Trois
objectifs pour le Darfour
La Croix, 10
juillet 2007
Le conflit au Darfour et ses extensions
au Tchad a des causes locales mais s’inscrit dans le contexte plus global du
Soudan. Le Conseil de l’Union européenne l’a bien relevé en juin 2007: « Une paix durable dans tout le Soudan
incluant le Darfour et l’Est du pays, ne peut pas être achevée sans
l’application totale de l’accord de paix relatif au Sud. Son non respect aura
des effets au Darfour. (…) Il est particulièrement important de réaliser le redéploiement
des forces militaires prévu pour juillet 2007 et d’accélérer la préparation des
élections nationales. »
Signé par le gouvernement soudanais et
les rebelles du Sud début 2005 cet accord n’est pas correctement appliqué,
selon les rapports des Nations Unies. Des ONG soudanaises rencontrées il y a
quelques mois l’expriment malgré les menaces qui pèsent sur elles : « Le vrai problème est le gouvernement
fondamentaliste de grands commerçants au pouvoir depuis 1989 et qui veut
appliquer la charia. (…) Au Darfour on oublie les vraies causes de la
crise ; la réponse internationale humanitaire passe à côté en tenant un
discours sur les droits de l’homme et la démocratie, sans effet sur le
pouvoir. »
A côté de ses importantes opérations
d’aide et de secours au Darfour et au Tchad – où le Secours catholique
participe à la coordination - auprès de plus de 400 000 personnes, le
réseau Caritas associé à ACT/International, son équivalent protestant, conduit
des actions d’alerte politique. Là comme ailleurs il n’y a pas d’action
humanitaire, sociale ou de lutte contre la pauvreté sans articulation avec
l’analyse des causes et le plaidoyer : la promotion de la justice exige que
l’on change «les structures de pouvoir
établies qui régissent aujourd'hui les sociétés » (Populorum progressio, n°58)

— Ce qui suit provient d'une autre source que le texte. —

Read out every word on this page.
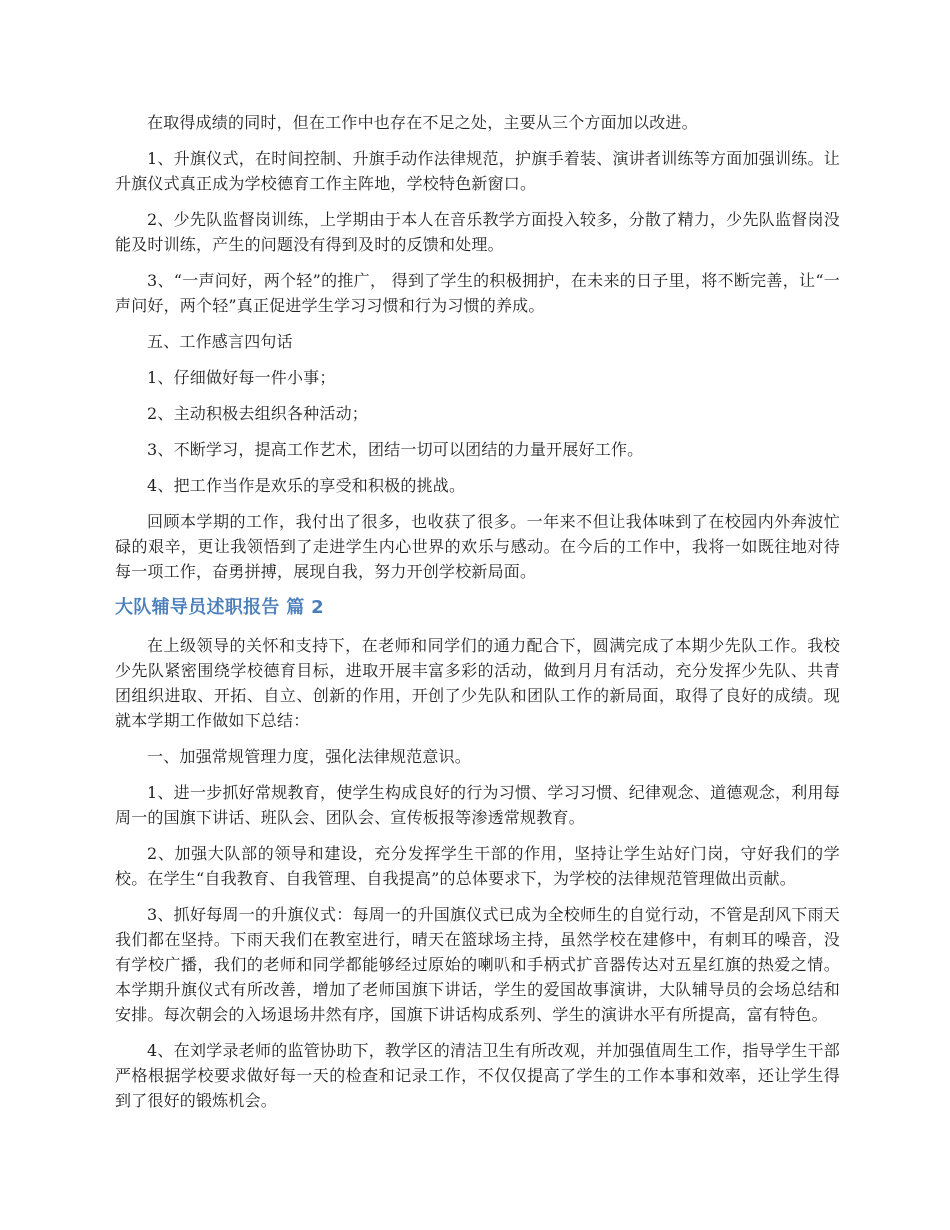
在取得成绩的同时，但在工作中也存在不足之处，主要从三个方面加以改进。

1、升旗仪式，在时间控制、升旗手动作法律规范，护旗手着装、演讲者训练等方面加强训练。让升旗仪式真正成为学校德育工作主阵地，学校特色新窗口。

2、少先队监督岗训练，上学期由于本人在音乐教学方面投入较多，分散了精力，少先队监督岗没能及时训练，产生的问题没有得到及时的反馈和处理。

3、“一声问好，两个轻”的推广， 得到了学生的积极拥护，在未来的日子里，将不断完善，让“一声问好，两个轻”真正促进学生学习习惯和行为习惯的养成。

五、工作感言四句话

1、仔细做好每一件小事；

2、主动积极去组织各种活动；

3、不断学习，提高工作艺术，团结一切可以团结的力量开展好工作。

4、把工作当作是欢乐的享受和积极的挑战。

回顾本学期的工作，我付出了很多，也收获了很多。一年来不但让我体味到了在校园内外奔波忙碌的艰辛，更让我领悟到了走进学生内心世界的欢乐与感动。在今后的工作中，我将一如既往地对待每一项工作，奋勇拼搏，展现自我，努力开创学校新局面。

大队辅导员述职报告 篇 2

在上级领导的关怀和支持下，在老师和同学们的通力配合下，圆满完成了本期少先队工作。我校少先队紧密围绕学校德育目标，进取开展丰富多彩的活动，做到月月有活动，充分发挥少先队、共青团组织进取、开拓、自立、创新的作用，开创了少先队和团队工作的新局面，取得了良好的成绩。现就本学期工作做如下总结：

一、加强常规管理力度，强化法律规范意识。

1、进一步抓好常规教育，使学生构成良好的行为习惯、学习习惯、纪律观念、道德观念，利用每周一的国旗下讲话、班队会、团队会、宣传板报等渗透常规教育。

2、加强大队部的领导和建设，充分发挥学生干部的作用，坚持让学生站好门岗，守好我们的学校。在学生“自我教育、自我管理、自我提高”的总体要求下，为学校的法律规范管理做出贡献。

3、抓好每周一的升旗仪式：每周一的升国旗仪式已成为全校师生的自觉行动，不管是刮风下雨天我们都在坚持。下雨天我们在教室进行，晴天在篮球场主持，虽然学校在建修中，有刺耳的噪音，没有学校广播，我们的老师和同学都能够经过原始的喇叭和手柄式扩音器传达对五星红旗的热爱之情。本学期升旗仪式有所改善，增加了老师国旗下讲话，学生的爱国故事演讲，大队辅导员的会场总结和安排。每次朝会的入场退场井然有序，国旗下讲话构成系列、学生的演讲水平有所提高，富有特色。

4、在刘学录老师的监管协助下，教学区的清洁卫生有所改观，并加强值周生工作，指导学生干部严格根据学校要求做好每一天的检查和记录工作，不仅仅提高了学生的工作本事和效率，还让学生得到了很好的锻炼机会。
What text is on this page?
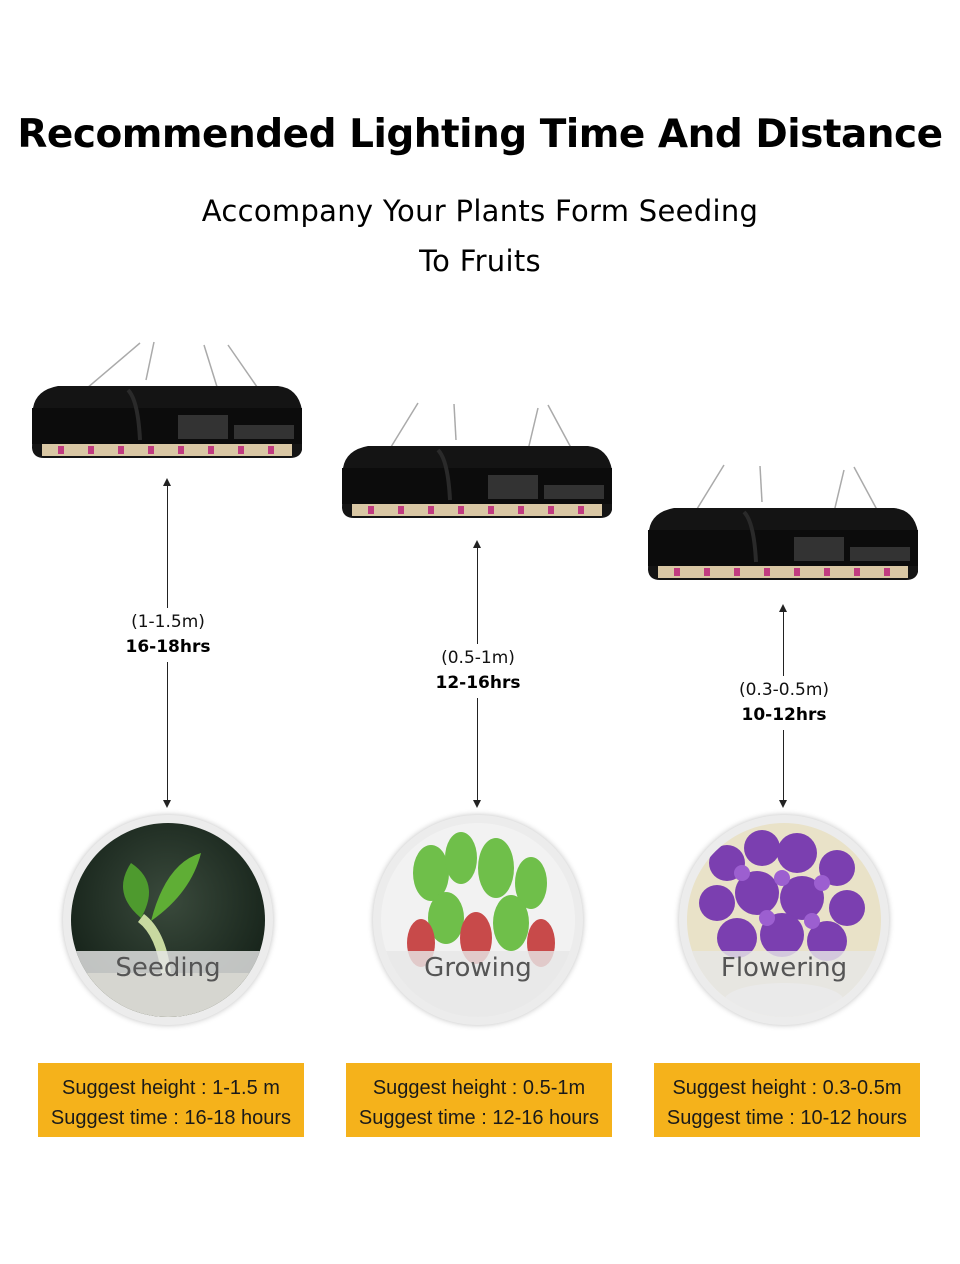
Recommended Lighting Time And Distance
Accompany Your Plants Form Seeding
To Fruits
(1-1.5m)
16-18hrs
Seeding
Suggest height : 1-1.5 m
Suggest time : 16-18 hours
(0.5-1m)
12-16hrs
Growing
Suggest height : 0.5-1m
Suggest time : 12-16 hours
(0.3-0.5m)
10-12hrs
Flowering
Suggest height : 0.3-0.5m
Suggest time : 10-12 hours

Caritas Internationalis et ses
partenaires mettent ainsi en avant trois objectifs.
D’abord viser une paix durable par une
négociation unique associant toutes les parties, donc différente de celle de
2006 qui n’impliquait que certains mouvements d’opposition. Les acteurs clés
doivent être là, Nations Unies, Union africaine – tristement absente de la
réunion à Paris en juin 2007! – Union européenne, Etats-Unis,
Chine, Ligue arabe. Cette dernière doit jouer un rôle majeur alors que la
crise n’est pas religieuse. Au Darfour il s’agit d’une guerre entre musulmans
et ceux-ci ont donc une responsabilité politique toute particulière pour
trouver les chemins de
Ensuite protéger les populations civiles
par le déploiement d’une force internationale au Soudan et à ses frontières. Le
Conseil de Sécurité des Nations Unies l’a prévu en associant les forces de l’Union
africaine déjà sur place à des casques bleus. Le gouvernement soudanais a donné
un accord de principe. Il faut veiller aux conditions de mise en œuvre.
Enfin faire pression sur les personnes
recherchées par la Cour pénale internationale en imposant des sanctions
individuelles, tels le gel des avoirs à l’étranger ou l’interdiction de voyager.
Mais il y là deux limites. D’une part l’ambiguïté des Etats-Unis qui ont voté contre la création
de cette Cour en 1998. D’autre part le risque de vouloir imposer des sanctions
globales: un comble que l’exemple dramatique des sanctions contre l’Irak de Saddam
Hussein ne serve pas de leçon ! Caritas Internationalis avait en 2001 pris
position contre ce système qui frappe d’abord les plus pauvres. Il ne faudrait
pas que la même faute se reproduise au détriment de la population soudanaise.